Given the price of thoe raspberry toys nowadays, IMHO it's a no-brainer to just go for such x86 based systems (or used small servers if power consumption isn't an issue). In the beginning they were nice for some tinkering at a low budget, but nowadays they are mostly overpriced gadgets. The cheap, tiny ones still are quite useful (at a reasonable price), but those are far from capable to be used as a proper router.
 
Hi rootbert,

thank you for your reply.

Hi SirDice,

thank you for the recommendation.

Hi sko,

OPNsense is not FreeBSD; it's a horrible abomination. If you are familiar wit FreeBSD, the GUI is massively inconvenient, tedious and cumbersome as well as restrictive and unintuitive. If you want something that would be "quick and easy" on normal FreeBSD but not intended by the GUI, you are at a dead end or if you decide to just configure it "the correct way", the GUI abstraction layers will constantly blow up your configurations.
That is really surprising. I have been experimenting with OpenWRT, mainly because I have a supported router and to understand the concepts, and it is very flexible in that one can completely sidestep the GUI and do everything via CLI. Surprisingly, reading the forum, that is what most people are doing.

So thank you for letting me know. Before my Laptop irresponsibly died, I had a pf firewall, an unbound, and a proxy running on it, in fact the unbound was serving my entire network, but since I am not an expert, I was worried that I had overlooked something - hence looking on the presumably semi-professional solutions.

Are you talking about a small home network or some full-blown enterprise network where you have to push a lot of packages?
Small home, office network, so thank you for the hardware recommendation.

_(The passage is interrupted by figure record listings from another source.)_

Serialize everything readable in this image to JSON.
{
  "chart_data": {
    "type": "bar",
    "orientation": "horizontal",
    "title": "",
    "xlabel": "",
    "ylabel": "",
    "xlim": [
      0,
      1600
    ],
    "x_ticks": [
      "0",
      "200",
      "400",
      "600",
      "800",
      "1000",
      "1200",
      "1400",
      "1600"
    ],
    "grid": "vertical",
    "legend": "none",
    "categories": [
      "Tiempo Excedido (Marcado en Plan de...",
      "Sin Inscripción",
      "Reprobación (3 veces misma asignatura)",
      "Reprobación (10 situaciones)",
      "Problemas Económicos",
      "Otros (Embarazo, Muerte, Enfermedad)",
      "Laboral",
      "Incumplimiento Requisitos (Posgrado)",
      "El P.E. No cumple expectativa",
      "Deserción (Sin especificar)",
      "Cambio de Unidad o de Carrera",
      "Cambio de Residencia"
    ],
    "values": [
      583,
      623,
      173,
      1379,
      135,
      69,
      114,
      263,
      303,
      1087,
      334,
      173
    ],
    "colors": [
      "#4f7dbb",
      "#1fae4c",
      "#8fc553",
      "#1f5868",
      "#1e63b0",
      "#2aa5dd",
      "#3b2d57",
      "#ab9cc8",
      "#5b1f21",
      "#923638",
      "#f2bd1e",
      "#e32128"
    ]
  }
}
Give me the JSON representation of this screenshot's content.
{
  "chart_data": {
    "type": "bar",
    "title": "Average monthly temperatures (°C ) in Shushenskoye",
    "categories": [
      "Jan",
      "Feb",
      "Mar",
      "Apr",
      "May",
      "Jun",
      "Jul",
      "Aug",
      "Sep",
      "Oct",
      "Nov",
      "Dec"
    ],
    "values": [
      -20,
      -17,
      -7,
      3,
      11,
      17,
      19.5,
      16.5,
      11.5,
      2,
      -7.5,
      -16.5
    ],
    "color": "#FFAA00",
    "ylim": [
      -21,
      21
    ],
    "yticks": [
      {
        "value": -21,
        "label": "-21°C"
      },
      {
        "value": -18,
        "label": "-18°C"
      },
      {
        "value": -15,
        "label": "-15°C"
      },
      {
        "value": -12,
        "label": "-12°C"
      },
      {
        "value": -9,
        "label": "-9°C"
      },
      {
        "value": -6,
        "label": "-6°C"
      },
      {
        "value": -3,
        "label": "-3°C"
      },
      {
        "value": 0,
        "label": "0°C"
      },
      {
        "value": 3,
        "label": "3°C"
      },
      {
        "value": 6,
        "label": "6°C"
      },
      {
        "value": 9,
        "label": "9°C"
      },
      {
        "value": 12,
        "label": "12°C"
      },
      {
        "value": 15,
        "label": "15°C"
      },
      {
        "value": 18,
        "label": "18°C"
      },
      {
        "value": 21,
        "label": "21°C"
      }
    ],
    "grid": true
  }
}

In the interest of full disclosure, my lessee recently called me about some issues with the apartment, and I discovered that his computer/EE specialization is security networking engineer. He offered to review my requirements and provide me with a proposed structure and required hardware to implement it. So, I sent him everything today and will await his response.